REPUBLIKA.CO.ID, MANILA -- Presiden Filipina Rodrigo Duterte kini tak mempermasalahkan orang Filipina yang menolak untuk divaksinasi terhadap Covid-19. Ini berbeda dari ancaman penangkapan sebelumnya terhadap mereka yang menghindari upaya vaksinasi.
Duterte mengatakan pemerintah tidak dapat menangkap orang yang tidak divaksinasi jika mereka meninggalkan rumah mereka. Ia mengaku tidak dapat menegakkan aturan sepenuhnya untuk melarang warga keluar.
"Bagi yang tidak mau divaksin, saya tidak apa-apa. Begini, idealnya yang akan kami katakan atau lakukan adalah pemerintah akan memaksa, tapi ini demokrasi," kata Duterte dilansir dari ABS-CBN pada Selasa (17/8).
Duterte menyampaikan negaranya menjunjung demokrasi. Ia menyinggung negara lain yang dianggap tak berdemokrasi. "Di negara lain, Arab Saudi, ketika mereka mengatakan tertutup (lockdown), semuanya tertutup.
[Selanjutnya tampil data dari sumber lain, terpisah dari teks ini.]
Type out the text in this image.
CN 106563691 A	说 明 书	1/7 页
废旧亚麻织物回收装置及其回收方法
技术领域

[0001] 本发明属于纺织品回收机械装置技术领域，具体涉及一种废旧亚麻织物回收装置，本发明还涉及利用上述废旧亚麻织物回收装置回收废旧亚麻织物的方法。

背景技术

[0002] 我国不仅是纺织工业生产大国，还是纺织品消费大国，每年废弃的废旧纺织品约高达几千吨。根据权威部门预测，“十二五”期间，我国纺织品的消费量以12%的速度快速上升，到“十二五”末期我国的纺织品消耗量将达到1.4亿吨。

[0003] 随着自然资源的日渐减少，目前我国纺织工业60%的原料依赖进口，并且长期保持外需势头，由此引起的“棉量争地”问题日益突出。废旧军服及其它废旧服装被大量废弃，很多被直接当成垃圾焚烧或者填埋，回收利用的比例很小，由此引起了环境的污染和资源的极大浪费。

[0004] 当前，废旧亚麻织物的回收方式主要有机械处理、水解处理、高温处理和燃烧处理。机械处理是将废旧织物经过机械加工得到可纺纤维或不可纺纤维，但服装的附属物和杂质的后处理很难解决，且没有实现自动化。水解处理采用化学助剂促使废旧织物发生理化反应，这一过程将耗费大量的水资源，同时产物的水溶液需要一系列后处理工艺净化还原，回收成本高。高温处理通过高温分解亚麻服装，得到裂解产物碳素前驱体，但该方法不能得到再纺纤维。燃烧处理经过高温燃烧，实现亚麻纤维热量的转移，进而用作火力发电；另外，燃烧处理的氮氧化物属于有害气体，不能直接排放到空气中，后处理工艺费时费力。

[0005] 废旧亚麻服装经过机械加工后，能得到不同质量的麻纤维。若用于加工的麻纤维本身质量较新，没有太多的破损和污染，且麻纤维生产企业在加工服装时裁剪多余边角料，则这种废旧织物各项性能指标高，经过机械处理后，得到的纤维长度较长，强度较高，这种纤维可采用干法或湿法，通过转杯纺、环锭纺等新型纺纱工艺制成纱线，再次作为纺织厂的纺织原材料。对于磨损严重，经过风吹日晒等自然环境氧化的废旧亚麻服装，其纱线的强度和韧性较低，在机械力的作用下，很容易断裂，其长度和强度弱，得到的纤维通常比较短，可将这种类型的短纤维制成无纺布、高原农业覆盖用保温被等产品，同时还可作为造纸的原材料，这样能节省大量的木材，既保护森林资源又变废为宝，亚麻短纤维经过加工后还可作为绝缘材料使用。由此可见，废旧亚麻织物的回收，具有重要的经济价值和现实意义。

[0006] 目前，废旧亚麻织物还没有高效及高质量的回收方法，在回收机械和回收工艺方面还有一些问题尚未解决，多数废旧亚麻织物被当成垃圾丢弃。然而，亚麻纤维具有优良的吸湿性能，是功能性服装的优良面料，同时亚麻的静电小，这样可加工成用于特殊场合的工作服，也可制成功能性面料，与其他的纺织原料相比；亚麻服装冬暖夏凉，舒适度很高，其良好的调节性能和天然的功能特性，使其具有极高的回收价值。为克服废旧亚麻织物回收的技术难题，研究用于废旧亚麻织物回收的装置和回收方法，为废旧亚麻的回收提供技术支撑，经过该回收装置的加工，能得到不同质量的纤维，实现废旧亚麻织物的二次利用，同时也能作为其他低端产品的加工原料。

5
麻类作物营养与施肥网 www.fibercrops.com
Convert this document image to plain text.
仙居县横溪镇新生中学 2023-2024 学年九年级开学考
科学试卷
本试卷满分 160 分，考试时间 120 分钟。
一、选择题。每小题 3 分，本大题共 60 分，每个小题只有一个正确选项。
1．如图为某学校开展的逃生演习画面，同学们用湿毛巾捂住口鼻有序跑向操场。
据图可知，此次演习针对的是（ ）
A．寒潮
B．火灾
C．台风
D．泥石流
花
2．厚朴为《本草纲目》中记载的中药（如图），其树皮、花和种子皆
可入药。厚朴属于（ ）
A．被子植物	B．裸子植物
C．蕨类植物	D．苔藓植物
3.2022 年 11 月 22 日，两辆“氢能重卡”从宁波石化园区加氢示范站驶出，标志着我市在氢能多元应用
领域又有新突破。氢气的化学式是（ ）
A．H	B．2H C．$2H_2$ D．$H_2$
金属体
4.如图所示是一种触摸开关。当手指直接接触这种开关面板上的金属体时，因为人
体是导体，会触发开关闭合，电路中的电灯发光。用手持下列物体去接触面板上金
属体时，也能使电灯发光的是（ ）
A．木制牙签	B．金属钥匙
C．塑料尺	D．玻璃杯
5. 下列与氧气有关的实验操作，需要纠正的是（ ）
Tapi kebijakan Arab Saudi bukan seperti yang kita miliki," ujar Duterte.
Pada Juni lalu, Duterte memerintahkan penangkapan orang-orang yang menolak untuk mendapatkan suntikan Covid-19, atau menyuruh mereka disuntik dengan obat anti-parasit ivermectin. "Kamu yang tidak mau divaksin, aku akan memvaksinasi kamu dengan ivermectin. Kamu benar-benar keras kepala. Jangan salah paham. Ada krisis yang sedang dihadapi di negara ini. Ada darurat nasional. Jika kamu tidak melakukannya, tidak ingin divaksinasi, saya akan menangkap Anda," ucap Duterte kala itu.
Menolak vaksinasi ternyata bukan kejahatan menurut lembaga kehakiman Filipina. Dengan sekitar 1,7 juta infeksi virus corona dan sekitar 30 ribu kematian, Filipina sedang berjuang melawan salah satu wabah Covid-19 terburuk di Asia.
Pemerintah bertujuan untuk memvaksinasi hingga 70 juta orang tahun ini untuk mencapai kekebalan kelompok dan membuka kembali perekonomian dengan aman. Setidaknya 12,5 juta orang telah diimunisasi lengkap sejauh ini di Filipina.